Lawyers in Love


Dear Reader:

I had an instructor in my writing program, a very good writer herself, who insisted that everything had been written about love and death, that the persistence of young writers in writing about love and death was what accounted for so much bad writing. The really great writing, she maintained, remained in the investigation of small things—this was the frontier, the penetration of the matter to the molecular level, to the explication of adhesion even in the atom. This was how she approached an emotional, psychological, or an intellectual subject for investigation. So many moths, so many deaths!

Well, we all have our prejudices, that is to say, our prejudgments, and the important thing is to recognize them, be honest about the fact that we have them. On my part, I’ve never been interested in reading anything that didn’t involve love or death, which explains my affinity to The Sun Also Rises and The Old Man and the Sea, and equally explains my instructor’s detestation of the same.

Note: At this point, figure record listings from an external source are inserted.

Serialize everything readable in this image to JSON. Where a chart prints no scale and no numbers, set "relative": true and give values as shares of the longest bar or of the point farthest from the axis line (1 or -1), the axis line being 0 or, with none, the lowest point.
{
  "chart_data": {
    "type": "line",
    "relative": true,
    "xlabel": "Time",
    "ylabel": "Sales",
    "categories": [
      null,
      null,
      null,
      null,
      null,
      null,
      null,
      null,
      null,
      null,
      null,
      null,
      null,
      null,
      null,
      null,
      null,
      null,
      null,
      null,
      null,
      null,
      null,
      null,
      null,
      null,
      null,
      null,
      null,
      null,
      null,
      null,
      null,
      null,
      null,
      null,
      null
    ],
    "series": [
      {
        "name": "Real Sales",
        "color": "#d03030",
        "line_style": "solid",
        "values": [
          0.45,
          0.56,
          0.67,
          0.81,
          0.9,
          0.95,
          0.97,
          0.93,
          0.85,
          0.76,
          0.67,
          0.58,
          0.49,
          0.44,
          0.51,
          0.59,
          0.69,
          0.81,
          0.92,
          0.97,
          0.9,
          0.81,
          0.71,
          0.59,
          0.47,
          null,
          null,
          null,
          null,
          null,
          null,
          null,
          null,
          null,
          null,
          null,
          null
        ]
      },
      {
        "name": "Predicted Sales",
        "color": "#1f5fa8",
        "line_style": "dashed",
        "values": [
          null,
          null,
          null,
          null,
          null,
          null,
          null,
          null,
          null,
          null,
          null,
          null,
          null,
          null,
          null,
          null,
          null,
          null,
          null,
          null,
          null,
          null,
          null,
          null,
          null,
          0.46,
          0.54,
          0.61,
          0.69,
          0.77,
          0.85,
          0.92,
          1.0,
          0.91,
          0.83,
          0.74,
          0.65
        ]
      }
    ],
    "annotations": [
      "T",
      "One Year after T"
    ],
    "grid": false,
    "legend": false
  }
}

In creative nonfiction the requirement that everything we write be true is a binding in chains to show the reader how freely we can move. In fiction we begin free, the nature of the art form being our imaginings of character and plot. Nowhere are our imaginings given more freely to impulse than in the noir mystery. While the stable of whodunits is concerned with the puzzle, with the solution of the crime as an intellectual problem, the noir mystery is a whydunit. The noir mystery has, of course, a plot—which is to say, things happen. But in the classic noir, James M. Caine’s The Postman Always Rings Twice, we know almost from that first instance when the young drifter Frank Chambers arrives at the roadside diner and begins working for the old Greek who has the young, beautiful, unhappy wife named Cora, that things are not going to turn out so well for the Greek. We’re only on page eleven when Cora yells to Frank “Bite me! Bite me!” when they kiss, and he bites her lips so hard he can feel the blood spurt into his mouth. In another couple pages, Cora confesses: “I hate the Greek.”

So we have a man who likes the taste of blood in his mouth and a woman who wants to put it there. What happens in a noir is not rocket science. The essential ingredients are: murder, betrayal, adultery (if the betrayal involves the adultery or is precipitated by it—even better), and a protagonist who struggles against a certain naïveté—rather like the Hitchcock characters, for example, the hapless Cary Grant in North by Northwest. Whereas Hitchcock’s characters are a kind of everyman buffeted by events which they cannot comprehend, the Frank Chamberses of noir are buffeted by emotions that they cannot control.

I was drawn to write the noir Jones Trilogy, three books that fall into the legal thriller category, because of the challenge: the landscape where murder and a lustful wife are de rigueur is difficult hunting ground for the writer. From the beginning, you run the danger of being over the top. But it is in extremis that we investigate those dark places of the human heart. After all, MacBeth and Hamlet are not about the deaths of moths. The beauty, the appeal of noir, is that ordinary people, flawed people, people who are not kings—anti-heroes, if you will—experience grand emotions, and just like kings, sit down at a banquet of consequences.

In my case, I have chosen to write about lawyers and the law. It is easy enough to say that lawyers are generally misunderstood—but that doesn’t make it any less true. Lawyers, in fact, move in a tightly circumscribed world of competing ethical and moral considerations which are as inscrutable as Chinese ideograms to the society in which they move. There is not a lot of good celluloid about lawyering. Erle Stanley Gardner himself detested the cinematic renderings of Perry Mason.

In drawing the characters in The Jones Trilogy, I tried to take the conventions of noir and make noir new, and I infused into the characters the real tensions that I experienced as a practicing trial lawyer who also sat as a judge pro tempore. Lawyers in Love is the first offering of The Jones Trilogy.